La segunda tradición de frases sobre el niño ha conservado probablemente su forma más arcaica en Lc 9,47 + 48b (48a es una ampliación redaccional que inserta una frase dicha originalmente en otro contexto). Aquí se trata ante todo de una problemática eclesiológica ("quien es el mayor"). Por eso el niño es un símbolo claro de carencia de poder, de fuerza y de autoridad; es el prototipo de la humildad y del servicio. Pero también este principio eclesiológico tiene un fundamento cristológico —así lo demuestran los desarrollos paralelos de este tema en Lc 22,24-27 y en Jn 13,1-20, colocados ambos significativamente en el contexto de la última cena , ya que la razón última de por qué en la Iglesia el más pequeño es el más grande consiste en el hecho de que el plan divino hace pasar el camino de la salvación a través de la humillación del Hijo hasta la posición de siervo crucificado.

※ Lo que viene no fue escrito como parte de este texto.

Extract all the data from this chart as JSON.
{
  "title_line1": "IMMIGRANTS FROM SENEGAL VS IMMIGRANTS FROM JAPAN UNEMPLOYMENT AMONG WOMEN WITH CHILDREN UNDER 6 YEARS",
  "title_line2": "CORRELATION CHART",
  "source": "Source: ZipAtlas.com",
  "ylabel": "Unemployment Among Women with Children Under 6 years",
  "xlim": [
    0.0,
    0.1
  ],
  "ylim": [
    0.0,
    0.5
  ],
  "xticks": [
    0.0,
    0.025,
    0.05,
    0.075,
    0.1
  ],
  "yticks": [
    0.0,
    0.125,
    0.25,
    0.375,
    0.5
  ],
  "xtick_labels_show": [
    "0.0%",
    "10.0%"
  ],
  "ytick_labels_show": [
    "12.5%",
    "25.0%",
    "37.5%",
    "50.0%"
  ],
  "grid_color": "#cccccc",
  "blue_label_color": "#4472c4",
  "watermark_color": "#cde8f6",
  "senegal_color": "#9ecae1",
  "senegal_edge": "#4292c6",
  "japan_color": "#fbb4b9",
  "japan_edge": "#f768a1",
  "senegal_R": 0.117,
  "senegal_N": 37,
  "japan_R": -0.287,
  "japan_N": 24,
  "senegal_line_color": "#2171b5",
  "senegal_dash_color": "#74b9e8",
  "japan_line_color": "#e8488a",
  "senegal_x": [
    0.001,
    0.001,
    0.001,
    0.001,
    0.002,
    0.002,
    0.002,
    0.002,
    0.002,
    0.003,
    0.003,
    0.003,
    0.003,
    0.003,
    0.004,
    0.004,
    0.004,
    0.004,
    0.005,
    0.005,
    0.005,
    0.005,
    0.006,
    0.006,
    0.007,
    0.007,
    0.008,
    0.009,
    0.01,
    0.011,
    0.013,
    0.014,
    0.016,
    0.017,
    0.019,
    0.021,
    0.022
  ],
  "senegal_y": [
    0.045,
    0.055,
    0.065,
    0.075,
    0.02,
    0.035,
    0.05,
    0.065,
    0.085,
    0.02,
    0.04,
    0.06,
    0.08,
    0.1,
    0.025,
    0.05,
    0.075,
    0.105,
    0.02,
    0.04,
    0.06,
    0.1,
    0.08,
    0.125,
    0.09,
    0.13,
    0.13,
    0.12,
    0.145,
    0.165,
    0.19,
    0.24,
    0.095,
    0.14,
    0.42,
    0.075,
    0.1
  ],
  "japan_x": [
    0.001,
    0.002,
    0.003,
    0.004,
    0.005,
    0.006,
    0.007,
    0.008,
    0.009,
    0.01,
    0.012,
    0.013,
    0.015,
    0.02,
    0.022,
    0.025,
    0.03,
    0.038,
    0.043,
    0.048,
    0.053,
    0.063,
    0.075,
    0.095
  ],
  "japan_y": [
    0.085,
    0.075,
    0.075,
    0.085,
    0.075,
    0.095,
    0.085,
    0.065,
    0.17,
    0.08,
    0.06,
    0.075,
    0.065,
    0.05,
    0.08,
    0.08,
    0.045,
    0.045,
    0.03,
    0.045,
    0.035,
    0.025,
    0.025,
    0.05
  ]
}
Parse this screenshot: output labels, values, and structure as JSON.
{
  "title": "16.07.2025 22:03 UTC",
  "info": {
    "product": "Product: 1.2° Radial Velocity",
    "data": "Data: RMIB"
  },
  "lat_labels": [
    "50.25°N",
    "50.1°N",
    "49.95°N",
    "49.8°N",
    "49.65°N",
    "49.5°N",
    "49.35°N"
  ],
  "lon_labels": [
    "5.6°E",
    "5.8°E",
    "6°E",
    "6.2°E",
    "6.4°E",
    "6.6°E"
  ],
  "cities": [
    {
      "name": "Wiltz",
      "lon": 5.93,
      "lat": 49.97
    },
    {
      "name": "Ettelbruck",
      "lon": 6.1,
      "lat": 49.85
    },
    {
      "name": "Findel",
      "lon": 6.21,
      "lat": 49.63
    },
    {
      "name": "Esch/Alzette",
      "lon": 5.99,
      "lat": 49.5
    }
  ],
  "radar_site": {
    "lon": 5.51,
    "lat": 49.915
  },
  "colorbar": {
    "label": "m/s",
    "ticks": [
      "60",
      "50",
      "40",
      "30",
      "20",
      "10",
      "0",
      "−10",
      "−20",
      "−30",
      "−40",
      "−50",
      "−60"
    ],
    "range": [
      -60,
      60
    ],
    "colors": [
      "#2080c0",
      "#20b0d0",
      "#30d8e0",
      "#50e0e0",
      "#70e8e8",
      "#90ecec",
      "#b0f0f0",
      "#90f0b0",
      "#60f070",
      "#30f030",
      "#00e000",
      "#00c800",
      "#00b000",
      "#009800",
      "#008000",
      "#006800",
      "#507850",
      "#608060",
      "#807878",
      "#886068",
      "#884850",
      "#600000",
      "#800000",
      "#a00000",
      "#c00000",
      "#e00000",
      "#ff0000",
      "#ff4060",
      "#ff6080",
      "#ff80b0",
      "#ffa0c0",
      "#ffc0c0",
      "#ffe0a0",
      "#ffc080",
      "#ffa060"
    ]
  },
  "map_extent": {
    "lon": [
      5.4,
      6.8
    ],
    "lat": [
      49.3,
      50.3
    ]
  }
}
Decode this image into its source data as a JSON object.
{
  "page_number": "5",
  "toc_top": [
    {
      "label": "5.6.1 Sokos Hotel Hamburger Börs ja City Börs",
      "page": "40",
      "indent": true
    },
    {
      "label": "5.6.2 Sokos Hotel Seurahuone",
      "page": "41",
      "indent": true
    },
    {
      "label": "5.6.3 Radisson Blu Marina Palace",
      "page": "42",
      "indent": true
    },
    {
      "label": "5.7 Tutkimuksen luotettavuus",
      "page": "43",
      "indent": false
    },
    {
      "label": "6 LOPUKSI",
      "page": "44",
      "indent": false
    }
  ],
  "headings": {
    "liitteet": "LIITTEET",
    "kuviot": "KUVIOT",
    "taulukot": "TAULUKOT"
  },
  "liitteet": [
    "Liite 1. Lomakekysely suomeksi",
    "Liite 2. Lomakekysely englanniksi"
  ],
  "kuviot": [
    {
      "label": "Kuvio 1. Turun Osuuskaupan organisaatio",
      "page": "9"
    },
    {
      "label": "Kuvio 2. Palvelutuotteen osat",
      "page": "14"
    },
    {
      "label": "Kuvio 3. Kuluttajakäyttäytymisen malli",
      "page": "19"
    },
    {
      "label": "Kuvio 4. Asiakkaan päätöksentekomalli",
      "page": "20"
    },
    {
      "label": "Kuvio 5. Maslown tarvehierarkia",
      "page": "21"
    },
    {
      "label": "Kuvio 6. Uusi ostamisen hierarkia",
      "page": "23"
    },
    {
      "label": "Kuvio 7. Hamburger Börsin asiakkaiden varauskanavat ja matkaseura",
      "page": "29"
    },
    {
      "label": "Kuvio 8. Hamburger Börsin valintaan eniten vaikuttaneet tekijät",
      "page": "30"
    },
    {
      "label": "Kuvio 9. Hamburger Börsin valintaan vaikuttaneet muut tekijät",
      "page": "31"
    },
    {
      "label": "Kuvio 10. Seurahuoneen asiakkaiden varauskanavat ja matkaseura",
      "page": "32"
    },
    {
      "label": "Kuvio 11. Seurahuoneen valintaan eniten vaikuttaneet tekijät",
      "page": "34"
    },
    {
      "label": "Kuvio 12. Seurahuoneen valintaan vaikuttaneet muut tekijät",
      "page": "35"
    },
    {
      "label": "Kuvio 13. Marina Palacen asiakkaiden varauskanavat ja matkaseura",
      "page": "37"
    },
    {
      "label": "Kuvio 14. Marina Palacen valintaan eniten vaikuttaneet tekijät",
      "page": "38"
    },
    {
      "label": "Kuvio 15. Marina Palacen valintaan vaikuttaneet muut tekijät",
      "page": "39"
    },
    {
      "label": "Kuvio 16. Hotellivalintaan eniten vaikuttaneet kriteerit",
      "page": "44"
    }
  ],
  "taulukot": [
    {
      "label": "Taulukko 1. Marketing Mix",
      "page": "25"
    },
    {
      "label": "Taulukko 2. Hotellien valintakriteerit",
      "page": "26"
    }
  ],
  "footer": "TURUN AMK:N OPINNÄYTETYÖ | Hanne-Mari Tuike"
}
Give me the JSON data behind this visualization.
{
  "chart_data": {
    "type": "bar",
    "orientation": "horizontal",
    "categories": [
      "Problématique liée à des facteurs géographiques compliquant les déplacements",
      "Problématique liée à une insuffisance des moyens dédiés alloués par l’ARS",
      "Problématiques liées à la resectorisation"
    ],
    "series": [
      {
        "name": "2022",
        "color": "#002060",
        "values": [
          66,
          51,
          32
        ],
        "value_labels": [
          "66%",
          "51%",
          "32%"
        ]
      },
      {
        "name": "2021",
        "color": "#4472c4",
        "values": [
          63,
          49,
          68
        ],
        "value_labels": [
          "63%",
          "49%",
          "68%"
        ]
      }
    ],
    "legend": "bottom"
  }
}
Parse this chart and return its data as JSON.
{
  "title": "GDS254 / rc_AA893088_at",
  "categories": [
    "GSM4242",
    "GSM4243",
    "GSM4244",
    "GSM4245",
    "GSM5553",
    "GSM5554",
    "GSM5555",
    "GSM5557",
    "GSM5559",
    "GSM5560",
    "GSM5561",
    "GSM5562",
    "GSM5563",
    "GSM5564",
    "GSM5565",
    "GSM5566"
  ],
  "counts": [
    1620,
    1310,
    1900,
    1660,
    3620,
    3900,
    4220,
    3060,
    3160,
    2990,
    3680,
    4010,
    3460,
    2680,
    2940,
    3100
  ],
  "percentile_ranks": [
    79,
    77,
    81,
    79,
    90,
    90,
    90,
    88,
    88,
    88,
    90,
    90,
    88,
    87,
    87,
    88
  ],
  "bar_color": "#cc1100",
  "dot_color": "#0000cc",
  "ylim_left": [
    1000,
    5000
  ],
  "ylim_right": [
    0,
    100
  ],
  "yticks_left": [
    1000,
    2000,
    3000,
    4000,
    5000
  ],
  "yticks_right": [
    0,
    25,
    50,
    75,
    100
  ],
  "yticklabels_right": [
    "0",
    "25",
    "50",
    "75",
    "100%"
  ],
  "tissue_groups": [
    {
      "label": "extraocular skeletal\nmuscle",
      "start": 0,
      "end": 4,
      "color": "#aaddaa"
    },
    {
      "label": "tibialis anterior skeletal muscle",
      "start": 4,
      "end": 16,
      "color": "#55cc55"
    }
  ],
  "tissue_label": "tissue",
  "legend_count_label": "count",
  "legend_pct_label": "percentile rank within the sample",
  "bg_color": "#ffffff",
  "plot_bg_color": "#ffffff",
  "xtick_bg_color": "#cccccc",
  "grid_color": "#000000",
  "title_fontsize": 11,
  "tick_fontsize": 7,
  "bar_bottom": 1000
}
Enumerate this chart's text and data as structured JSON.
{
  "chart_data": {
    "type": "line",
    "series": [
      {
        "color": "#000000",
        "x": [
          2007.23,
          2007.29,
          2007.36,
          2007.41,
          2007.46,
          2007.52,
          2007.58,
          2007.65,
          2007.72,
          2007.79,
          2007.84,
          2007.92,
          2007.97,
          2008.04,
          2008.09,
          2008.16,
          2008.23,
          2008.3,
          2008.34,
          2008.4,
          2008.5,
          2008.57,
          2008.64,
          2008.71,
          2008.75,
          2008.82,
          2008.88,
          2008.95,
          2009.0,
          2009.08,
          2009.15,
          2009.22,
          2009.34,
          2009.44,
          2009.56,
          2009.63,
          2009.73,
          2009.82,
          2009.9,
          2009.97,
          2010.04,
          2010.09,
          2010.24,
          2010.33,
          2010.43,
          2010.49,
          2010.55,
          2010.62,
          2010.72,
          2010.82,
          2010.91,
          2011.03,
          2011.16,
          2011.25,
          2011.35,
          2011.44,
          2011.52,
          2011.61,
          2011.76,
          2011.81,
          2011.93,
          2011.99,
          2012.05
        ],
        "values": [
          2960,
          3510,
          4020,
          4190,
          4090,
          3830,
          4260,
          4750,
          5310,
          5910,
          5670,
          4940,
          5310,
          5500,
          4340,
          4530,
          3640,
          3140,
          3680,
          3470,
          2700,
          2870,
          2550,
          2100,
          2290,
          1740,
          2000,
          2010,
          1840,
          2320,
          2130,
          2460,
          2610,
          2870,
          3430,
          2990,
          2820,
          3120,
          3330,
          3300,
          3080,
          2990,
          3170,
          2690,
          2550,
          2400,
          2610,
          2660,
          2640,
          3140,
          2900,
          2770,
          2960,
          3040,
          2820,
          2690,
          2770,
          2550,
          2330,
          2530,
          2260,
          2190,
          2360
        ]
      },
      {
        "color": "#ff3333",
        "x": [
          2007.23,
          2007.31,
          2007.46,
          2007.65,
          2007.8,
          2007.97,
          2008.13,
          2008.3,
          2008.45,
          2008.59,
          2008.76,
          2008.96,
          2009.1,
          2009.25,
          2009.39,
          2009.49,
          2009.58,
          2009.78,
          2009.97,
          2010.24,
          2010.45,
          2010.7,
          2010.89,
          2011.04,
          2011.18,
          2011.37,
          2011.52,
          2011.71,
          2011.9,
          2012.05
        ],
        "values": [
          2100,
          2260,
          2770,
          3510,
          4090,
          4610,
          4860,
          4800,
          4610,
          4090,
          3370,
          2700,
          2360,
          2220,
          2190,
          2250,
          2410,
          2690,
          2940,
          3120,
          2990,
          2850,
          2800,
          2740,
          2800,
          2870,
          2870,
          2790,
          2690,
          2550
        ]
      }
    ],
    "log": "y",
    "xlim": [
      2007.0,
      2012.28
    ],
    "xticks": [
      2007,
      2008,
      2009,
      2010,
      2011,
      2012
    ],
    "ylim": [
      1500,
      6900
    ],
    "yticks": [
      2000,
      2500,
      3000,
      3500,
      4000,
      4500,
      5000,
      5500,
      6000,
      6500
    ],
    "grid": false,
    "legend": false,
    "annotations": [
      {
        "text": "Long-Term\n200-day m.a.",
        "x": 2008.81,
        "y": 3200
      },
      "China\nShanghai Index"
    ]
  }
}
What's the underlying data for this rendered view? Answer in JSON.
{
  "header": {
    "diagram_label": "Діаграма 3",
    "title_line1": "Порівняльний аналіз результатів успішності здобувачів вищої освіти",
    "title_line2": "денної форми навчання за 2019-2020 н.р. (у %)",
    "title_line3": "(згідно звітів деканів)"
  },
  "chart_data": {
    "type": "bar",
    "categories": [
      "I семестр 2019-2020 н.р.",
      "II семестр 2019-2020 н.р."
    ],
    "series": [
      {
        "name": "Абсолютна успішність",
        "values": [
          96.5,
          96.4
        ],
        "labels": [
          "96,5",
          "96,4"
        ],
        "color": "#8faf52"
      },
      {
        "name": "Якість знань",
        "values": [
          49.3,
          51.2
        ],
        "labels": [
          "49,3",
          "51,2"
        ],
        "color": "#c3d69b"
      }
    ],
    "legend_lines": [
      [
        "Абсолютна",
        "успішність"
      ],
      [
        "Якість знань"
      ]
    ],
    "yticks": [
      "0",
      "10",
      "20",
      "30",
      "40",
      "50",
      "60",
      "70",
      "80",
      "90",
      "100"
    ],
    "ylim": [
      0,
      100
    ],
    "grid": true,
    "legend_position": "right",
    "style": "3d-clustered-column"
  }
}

Por tanto, la tradición que insertó en la perícopa lucana y marciana la frase: "El que acoge a este niño en mi nombre me acoge a mí, y el que me acoge a mí acoge al que me ha enviado" (Le 9,48a; Mc 9,37), explicitó una teología perfectamente coherente. La referencia a la teología del siervo, subyacente en esta tradición, hace menos central la figura del niño de lo que era en la otra tradición anteriormente examinada. Aquí el niño es una simple imagen provocativa, una especie de símbolo más; pero la clave para la determinación de las funciones eclesiales justas no se sigue tanto de la comprensión de la condición naturaldel niño (como en el caso anterior), sino más bien de aquella posición en que el adulto Jesús se situó en obediencia a Dios, asumiendo la configuración del siervo que da su vida. Puede encontrarse una confirmación indirecta de esta interpretación en el hecho de que, especialmente en la redacción de Mateo, viene enseguida un deslizamiento conceptual y terminológico desde el niño (paidíon) al pequeño (mikrós, o neóteros en Lc 22,26).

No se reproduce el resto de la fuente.